No one has invented portable phones, much less cellphones, so there is no way to call for help. So I turn off the engine and lock the doors — and sit there.
This being the middle of the night, there are very few cars on the road, even though it’s an interstate. Where are all those Highway Patrol Guys when you need them? But there are truckers. And, sure enough, after about half an hour a big ole rig pulls up on the shoulder just ahead of me.
I roll down the window as he approaches the car, and explain the situation. “There’s a truck stop up ahead,” he says. “I’ll give you a lift so you can get help.”

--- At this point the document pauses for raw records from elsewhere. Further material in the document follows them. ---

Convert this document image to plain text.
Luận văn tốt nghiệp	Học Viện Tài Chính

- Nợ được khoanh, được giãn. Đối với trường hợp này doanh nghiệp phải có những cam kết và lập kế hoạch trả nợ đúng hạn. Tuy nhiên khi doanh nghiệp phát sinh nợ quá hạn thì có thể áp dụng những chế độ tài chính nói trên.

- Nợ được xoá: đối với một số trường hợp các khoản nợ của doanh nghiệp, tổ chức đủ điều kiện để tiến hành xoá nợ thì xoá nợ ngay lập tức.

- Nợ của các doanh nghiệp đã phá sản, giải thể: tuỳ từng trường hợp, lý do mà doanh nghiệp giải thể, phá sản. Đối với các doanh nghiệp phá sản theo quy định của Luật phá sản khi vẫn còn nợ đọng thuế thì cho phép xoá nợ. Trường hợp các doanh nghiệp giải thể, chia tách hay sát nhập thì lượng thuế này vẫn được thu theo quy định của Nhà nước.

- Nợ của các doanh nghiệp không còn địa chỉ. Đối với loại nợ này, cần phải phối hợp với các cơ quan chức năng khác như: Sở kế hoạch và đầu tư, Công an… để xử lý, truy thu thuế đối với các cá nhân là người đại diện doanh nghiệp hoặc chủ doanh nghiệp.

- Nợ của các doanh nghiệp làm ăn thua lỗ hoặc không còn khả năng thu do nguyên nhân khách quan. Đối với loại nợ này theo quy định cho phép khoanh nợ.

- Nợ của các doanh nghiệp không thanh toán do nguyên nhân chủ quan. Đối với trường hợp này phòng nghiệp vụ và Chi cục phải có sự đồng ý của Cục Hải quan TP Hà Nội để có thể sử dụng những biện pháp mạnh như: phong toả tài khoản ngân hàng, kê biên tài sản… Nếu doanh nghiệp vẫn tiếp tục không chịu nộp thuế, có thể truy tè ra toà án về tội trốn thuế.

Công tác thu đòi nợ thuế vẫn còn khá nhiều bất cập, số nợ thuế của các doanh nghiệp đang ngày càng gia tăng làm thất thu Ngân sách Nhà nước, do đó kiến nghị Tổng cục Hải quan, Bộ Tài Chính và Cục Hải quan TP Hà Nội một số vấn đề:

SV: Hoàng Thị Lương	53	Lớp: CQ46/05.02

I do see a glow of mercury-vapor lights on the horizon, and he didn’t look too terrifying, besides which I didn’t relish the prospect of sitting in a wet car all night, so — bless my heart — I got out and went with him. And sure enough, as he boosted me up to the truck’s cab, he says, “You know, I’ve got a bed in back. You’re welcome to stay here if you want.”
Gulp. I can’t remember now how I managed to gracefully get out of that one, but he did indeed take me to the truck stop where a helpful mechanic listened to my story and goes, “Oh, one of them little Brit cars, eh? They’ve got their engines mounted sideways. Which means the alternator can get wet when it rains as bad as this. You just wait till it stops. It’ll dry out, and you can drive it on home.”
Which I did. And, trust me, I never drove that car in the rain again. Not even in a sprinkle.
But back to The Child. So far, she’s shown pretty good judgment, so I just have to cross my fingers and trust that she’ll be safe out there on the Trail all alone. At least I can console myself with the thought that it’s highly unlikely she’ll run into any truckers, helpful or otherwise.